A Draft of Shadows also reflects Paz’s interest in Surrealism. The poem is dedicated to two of Paz’s Surrealist influences: André Breton and Benjamin Péret. A Draft of Shadows echoes a Surrealist exploration of the whole self by taking into account the individual, especially individual fantasies and dream worlds (which come to represent a better, more primitive experience).

Paz also makes extensive use of assonance and alliteration throughout the poem. This concern with the sounds of poetic language can be ironic, in which case the play of words not only calls to the reader’s mind varieties of associative meanings, but also creates a polyvalency that in turn engenders ambiguity.

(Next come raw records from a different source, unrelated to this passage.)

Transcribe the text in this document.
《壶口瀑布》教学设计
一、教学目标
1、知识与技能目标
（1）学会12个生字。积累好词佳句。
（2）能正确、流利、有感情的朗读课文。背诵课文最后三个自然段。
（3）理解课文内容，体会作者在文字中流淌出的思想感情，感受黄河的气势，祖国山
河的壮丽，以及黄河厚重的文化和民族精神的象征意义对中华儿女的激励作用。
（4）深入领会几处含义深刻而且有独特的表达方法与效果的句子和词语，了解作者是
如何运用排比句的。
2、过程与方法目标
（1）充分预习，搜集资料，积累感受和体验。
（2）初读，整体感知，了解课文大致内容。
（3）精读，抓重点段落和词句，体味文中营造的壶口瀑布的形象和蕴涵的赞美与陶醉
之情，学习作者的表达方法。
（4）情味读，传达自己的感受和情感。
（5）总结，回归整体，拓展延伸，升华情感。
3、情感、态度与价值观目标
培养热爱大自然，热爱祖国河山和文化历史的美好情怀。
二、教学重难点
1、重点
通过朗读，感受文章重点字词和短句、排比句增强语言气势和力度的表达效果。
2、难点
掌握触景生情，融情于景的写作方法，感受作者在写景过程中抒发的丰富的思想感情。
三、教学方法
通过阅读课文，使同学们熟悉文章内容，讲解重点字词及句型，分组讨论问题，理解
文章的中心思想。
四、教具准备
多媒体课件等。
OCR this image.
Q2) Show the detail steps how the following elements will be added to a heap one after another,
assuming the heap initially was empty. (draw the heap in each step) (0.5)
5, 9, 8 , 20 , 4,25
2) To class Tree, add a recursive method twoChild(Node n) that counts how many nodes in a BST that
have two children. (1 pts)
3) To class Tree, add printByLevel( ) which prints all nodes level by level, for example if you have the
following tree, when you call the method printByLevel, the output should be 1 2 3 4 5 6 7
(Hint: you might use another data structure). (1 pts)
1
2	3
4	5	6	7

Such an atmosphere fosters unusual images and verbal experimentation.

Finally, another important motif running throughout A Draft of Shadows is that of the imprisoning effect of time. It is the creation of myth that enables the human being to transcend time and to find meaning in life. This is why Paz is so interested in the myths of other cultures and other historical periods. There is also a sense generally in Paz’s poetry—and this is very important in A Draft of Shadows—of the work of art, the poem, creating its own eternal moment: an awareness by the artist of a new, higher consciousness that exists apart from time. The emergence of a poem on a piece of paper, the emergence that Paz is so conscious of in A Draft of Shadows, is a magical act, similar to the creation of myths by a religion.